Fears that the coronavirus outbreak would sideswipe the U.S. clean energy market appear overblown so far  — and the proof is in the projects.

2020 is the most socially and economically disruptive year for Americans in a generation. It’s also likely to be the biggest year in history for U.S. installations of wind turbines, solar panels and batteries, analysts say. And 2021 looks set to be even bigger.

The health crisis was a shock to the renewables sector: Equipment deliveries were delayed, project deadlines pushed out, contract lawyers nervously consulted. Tens of thousands of American renewable energy jobs have been lost, with the distributed solar sector hit particularly hard. Unlike during the last recession, Congress has not passed any legislation supporting clean-energy deployment.

Still, much of the industry has rapidly found its rhythm again. Many big projects remain on track, having adjusted to new working conditions. Far from using the crisis to back away from green targets, utilities including Southern Company and Dominion are expanding them, setting the stage for future market growth.

The U.S. is set to add a record 18 gigawatts of new PV capacity this year, driven by the rip-roaring utility-scale market, according to Wood Mackenzie. Despite deep pain in the distributed solar market, where project cycles are shorter and it’s harder to maintain physical distance, installers such as Sunrun and Sunnova are trading at or near record stock market valuations.

On the wind side, there are more projects under construction than ever before. WoodMac recently upped its near-term forecast for the U.S. wind market, thanks in part to new federal guidance giving developers an extra year to finish projects and remain qualified for the Production Tax Credit.

Then there’s energy storage, the fastest-growing clean energy market of them all. The U.S. will build a record 1.2 gigawatts of energy storage this year, Wood Mackenzie expects, before surging to nearly 7 gigawatts of annual installations in 2025.

The coronavirus threat was not a mirage for clean energy, and it has not gone away.

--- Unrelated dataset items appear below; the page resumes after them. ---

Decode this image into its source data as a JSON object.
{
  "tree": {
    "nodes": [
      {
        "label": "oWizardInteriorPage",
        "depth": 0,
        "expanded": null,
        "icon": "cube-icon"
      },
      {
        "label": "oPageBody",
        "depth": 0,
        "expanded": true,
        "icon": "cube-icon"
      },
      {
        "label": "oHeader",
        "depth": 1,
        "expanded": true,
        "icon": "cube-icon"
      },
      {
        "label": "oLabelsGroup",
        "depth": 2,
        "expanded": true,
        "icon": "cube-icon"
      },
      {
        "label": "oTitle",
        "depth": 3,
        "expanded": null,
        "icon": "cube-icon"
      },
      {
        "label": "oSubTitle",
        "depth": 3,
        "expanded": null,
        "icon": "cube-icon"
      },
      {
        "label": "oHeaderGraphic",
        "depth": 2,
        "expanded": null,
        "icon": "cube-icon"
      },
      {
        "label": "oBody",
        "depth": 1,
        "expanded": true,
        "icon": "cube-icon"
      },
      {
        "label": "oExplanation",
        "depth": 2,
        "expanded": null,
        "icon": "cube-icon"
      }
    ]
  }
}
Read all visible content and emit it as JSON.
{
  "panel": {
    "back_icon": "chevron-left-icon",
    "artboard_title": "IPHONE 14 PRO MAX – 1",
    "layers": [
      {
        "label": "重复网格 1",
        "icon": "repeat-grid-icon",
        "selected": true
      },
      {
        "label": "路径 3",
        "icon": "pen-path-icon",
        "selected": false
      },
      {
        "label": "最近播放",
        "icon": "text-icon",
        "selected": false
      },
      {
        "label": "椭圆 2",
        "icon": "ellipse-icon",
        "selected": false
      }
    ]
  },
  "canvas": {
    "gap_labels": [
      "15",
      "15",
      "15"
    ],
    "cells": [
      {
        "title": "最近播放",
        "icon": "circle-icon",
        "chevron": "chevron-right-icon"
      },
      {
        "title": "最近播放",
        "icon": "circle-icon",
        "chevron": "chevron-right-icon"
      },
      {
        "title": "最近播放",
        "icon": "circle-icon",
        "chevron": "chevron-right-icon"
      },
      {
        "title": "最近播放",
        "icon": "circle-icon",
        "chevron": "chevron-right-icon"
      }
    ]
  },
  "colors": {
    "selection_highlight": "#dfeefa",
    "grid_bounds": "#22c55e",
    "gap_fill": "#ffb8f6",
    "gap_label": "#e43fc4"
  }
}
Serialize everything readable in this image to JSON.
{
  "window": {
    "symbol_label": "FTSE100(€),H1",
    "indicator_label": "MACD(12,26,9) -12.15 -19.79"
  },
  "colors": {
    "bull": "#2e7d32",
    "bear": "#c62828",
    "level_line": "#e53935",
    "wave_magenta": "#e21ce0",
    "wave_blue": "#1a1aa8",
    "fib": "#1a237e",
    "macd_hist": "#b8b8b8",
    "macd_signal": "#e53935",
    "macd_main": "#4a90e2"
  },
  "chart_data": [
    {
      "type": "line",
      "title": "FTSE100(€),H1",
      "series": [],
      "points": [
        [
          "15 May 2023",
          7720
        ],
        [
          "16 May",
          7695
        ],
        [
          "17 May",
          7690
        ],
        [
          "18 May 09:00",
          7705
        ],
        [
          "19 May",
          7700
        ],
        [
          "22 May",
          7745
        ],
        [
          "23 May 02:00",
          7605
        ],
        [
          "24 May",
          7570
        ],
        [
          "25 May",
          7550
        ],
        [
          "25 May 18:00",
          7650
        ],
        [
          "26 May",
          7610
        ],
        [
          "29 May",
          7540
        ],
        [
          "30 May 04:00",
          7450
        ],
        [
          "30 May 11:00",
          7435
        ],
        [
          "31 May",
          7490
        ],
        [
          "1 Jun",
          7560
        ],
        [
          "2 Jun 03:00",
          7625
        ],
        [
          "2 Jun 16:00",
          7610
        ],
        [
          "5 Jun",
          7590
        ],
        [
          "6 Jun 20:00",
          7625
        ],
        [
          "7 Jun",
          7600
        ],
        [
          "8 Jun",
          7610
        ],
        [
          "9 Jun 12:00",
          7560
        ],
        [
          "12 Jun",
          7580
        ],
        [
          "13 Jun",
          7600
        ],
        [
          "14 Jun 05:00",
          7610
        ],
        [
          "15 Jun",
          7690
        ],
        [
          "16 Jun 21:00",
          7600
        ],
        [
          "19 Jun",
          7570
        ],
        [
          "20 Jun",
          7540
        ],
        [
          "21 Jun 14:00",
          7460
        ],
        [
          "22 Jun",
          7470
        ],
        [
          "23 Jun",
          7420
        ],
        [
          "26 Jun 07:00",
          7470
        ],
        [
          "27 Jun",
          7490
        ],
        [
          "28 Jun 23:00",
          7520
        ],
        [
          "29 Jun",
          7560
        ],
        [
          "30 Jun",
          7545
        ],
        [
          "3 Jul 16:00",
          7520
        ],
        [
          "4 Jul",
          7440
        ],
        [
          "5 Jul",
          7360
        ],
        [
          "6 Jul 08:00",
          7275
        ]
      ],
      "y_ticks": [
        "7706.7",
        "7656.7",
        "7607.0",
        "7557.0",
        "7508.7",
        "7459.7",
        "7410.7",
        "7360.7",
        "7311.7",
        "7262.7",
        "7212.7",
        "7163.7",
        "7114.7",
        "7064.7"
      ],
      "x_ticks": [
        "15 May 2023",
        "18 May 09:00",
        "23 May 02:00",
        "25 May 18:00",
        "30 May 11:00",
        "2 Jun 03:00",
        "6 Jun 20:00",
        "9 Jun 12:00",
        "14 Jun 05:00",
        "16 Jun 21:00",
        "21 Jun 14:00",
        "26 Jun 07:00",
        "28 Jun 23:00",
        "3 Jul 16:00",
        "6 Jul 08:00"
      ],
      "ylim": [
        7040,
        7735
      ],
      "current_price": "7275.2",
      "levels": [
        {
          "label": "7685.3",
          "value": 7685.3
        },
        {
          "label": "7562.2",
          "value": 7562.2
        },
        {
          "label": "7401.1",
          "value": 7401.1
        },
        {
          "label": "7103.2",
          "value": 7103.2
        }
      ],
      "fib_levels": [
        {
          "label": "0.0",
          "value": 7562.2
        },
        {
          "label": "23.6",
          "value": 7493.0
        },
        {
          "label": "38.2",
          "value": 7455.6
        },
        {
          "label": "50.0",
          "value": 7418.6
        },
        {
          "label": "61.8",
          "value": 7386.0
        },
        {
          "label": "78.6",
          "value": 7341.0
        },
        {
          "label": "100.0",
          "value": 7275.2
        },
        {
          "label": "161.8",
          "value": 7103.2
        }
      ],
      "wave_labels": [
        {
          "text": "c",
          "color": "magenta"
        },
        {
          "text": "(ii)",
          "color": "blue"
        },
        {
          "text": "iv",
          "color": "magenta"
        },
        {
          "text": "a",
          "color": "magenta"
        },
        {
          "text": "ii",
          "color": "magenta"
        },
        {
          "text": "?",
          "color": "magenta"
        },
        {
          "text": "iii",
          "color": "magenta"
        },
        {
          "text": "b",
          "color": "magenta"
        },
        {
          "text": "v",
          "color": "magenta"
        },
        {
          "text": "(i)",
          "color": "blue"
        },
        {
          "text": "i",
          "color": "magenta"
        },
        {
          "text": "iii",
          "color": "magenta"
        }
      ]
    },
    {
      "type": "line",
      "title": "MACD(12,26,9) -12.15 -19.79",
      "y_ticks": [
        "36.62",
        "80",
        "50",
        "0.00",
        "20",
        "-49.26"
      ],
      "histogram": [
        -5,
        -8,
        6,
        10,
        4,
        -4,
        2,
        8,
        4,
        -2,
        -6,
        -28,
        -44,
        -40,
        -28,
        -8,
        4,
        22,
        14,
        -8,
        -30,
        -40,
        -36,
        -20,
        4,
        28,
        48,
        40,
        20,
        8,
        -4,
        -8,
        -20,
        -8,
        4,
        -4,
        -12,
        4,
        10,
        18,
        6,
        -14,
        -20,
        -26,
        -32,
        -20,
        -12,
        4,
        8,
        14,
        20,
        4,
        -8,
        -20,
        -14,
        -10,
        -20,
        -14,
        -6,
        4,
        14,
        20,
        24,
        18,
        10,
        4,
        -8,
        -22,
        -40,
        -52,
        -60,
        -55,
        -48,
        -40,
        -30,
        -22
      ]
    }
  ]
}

The health crisis is ongoing, putting a big, scary asterisk next to any forecast.

Just the same, the renewables industry has been remarkably buoyant in recent months. As for the proof, here are five landmark projects that rumbled straight through the spring lockdowns — keeping workers in jobs while exemplifying the industry’s resiliency.

Spotsylvania (sPower): Virginia

One of the clean energy industry’s biggest fears as the pandemic grew more severe was that capital for projects would dry up, particularly tax equity. It was no small feat, then, when sPower secured a huge tax-equity package for its 620-megawatt (DC) Spotsylvania project in Virginia in late April, during the depths of the U.S. outbreak.

The Spotsylvania Solar Energy Center has been under construction since late 2019 and counts Microsoft, Apple, Etsy and the University of Richmond among its offtakers. It will be the largest solar project anywhere east of the Rockies, according to sPower.

There are currently 550 workers on-site, building to a crescendo of 700 before the project reaches completion in the third quarter of 2021, said David Spotts, senior project manager.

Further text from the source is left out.